Ofiussa (A Terra das Serpentes) é o primeiro single extraído do álbum. Porquê a escolha deste tema?
Apesar de não ter sido de início o tema que pensámos escolher como single, o facto é
que a Ofíussa foi um tema que evoluiu muito desde a sua composição inicial. À estrutura base, que é essencialmente épica, foram acrescentados diversos elementos, como vozes femininas, guitarra acústica, e pela primeira vez excertos de letras em português, que no final tornaram este tema único. Demonstra bem os 15 anos de experiências acumuladas da banda e para além disso contém muitas novas ideias que pensamos agradar aos apreciadores de metal, tanto viking folk como outros estilos.

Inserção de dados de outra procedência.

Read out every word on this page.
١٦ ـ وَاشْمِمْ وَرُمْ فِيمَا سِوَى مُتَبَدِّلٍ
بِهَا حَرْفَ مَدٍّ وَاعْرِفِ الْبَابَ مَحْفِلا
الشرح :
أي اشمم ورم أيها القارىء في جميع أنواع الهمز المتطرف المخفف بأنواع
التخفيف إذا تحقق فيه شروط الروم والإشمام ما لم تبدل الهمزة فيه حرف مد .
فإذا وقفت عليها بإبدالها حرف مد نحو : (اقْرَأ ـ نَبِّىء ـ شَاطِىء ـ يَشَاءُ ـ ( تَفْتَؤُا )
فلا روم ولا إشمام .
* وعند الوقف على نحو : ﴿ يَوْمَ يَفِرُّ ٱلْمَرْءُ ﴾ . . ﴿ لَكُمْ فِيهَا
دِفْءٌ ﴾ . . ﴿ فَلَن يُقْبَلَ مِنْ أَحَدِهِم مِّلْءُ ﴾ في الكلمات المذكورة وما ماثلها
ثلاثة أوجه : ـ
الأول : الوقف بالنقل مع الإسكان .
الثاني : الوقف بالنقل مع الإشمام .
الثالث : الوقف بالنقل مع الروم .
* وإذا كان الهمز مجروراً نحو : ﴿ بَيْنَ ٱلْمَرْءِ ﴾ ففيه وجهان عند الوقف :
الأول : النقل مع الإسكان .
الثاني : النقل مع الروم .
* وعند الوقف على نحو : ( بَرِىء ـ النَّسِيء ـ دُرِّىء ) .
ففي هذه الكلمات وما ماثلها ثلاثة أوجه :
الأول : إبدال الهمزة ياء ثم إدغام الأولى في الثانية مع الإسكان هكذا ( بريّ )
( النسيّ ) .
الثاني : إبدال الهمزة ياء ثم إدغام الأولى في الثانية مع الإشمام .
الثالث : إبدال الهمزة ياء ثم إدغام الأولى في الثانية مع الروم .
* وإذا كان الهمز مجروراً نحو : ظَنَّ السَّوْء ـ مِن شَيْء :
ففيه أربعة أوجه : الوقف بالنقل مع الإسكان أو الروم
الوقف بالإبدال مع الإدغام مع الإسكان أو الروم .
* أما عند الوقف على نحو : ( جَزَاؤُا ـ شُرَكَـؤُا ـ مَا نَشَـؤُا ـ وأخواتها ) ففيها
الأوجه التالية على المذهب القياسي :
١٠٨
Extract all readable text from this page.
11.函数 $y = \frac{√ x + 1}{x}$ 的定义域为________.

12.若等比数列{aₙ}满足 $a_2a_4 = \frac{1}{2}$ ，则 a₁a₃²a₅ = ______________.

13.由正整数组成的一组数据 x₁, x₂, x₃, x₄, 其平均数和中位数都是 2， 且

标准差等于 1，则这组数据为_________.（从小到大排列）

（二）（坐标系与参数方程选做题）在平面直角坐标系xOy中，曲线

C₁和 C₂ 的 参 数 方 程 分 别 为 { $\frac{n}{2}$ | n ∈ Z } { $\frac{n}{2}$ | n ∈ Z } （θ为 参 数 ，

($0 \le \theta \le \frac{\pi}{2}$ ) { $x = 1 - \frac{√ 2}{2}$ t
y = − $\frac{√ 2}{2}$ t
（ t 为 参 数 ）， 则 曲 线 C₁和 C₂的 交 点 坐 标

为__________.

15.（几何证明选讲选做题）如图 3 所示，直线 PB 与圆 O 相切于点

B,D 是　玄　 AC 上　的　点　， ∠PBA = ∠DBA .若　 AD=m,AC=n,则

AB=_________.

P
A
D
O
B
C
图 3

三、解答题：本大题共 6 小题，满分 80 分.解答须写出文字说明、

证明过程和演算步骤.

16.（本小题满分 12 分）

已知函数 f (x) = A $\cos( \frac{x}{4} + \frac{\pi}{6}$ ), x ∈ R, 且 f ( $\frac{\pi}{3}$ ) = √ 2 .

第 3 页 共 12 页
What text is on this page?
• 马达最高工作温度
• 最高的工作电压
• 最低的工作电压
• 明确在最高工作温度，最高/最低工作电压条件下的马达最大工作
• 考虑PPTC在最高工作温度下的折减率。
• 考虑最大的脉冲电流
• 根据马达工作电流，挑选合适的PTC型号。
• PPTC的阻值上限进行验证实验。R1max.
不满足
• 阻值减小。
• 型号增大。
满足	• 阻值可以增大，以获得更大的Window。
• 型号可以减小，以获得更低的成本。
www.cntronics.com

Parece que em Gwydion nada é deixado ao acaso. A componente visual prova isso mesmo. Acho-a impressionante! Consideram importante manter essa abordagem como forma complementar da música?
Sem dúvida que nos tempos que correm a imagem é cada vez mais importante, se queremos estar num nível elevado não podemos descurar essa componente, pois a primeira impressão que as pessoas podem ter para quem não conhece a banda tem que ser apelativa. Tentamos transmitir um pouco do que se vai ouvir no álbum através de imagens, daí se pode dizer ser um complemento a toda a estrutura de uma banda. Para além disso o visual é a base para todo o layout da banda, incluindo o merchandise que é a maior fonte de receita para uma banda e lá está se a imagem for má, nada ou pouco se vende.

Em termos de apresentações ao vivo, como está a ser preparada a vossa agenda?
Bom demos o nosso primeiro concerto com as novas músicas na Suiça e a reacção foi excelente daí as perspectivas serem óptimas! Quanto á agenda mais propriamente dita, temos um festival em Inglaterra e outro na Roménia já marcado para além da nossa presença num dos grandes festivais nacionais o Metal GDL. Para além disso vamos tentar fazer um concerto de lançamento, mas que não será junto à data de release e fazer os possíveis para marcar uma nova tour europeia de modo a podermos divulgar o novo trabalho. Temos algumas coisas na manga que esperemos que corram bem e se realizem, a ver vamos.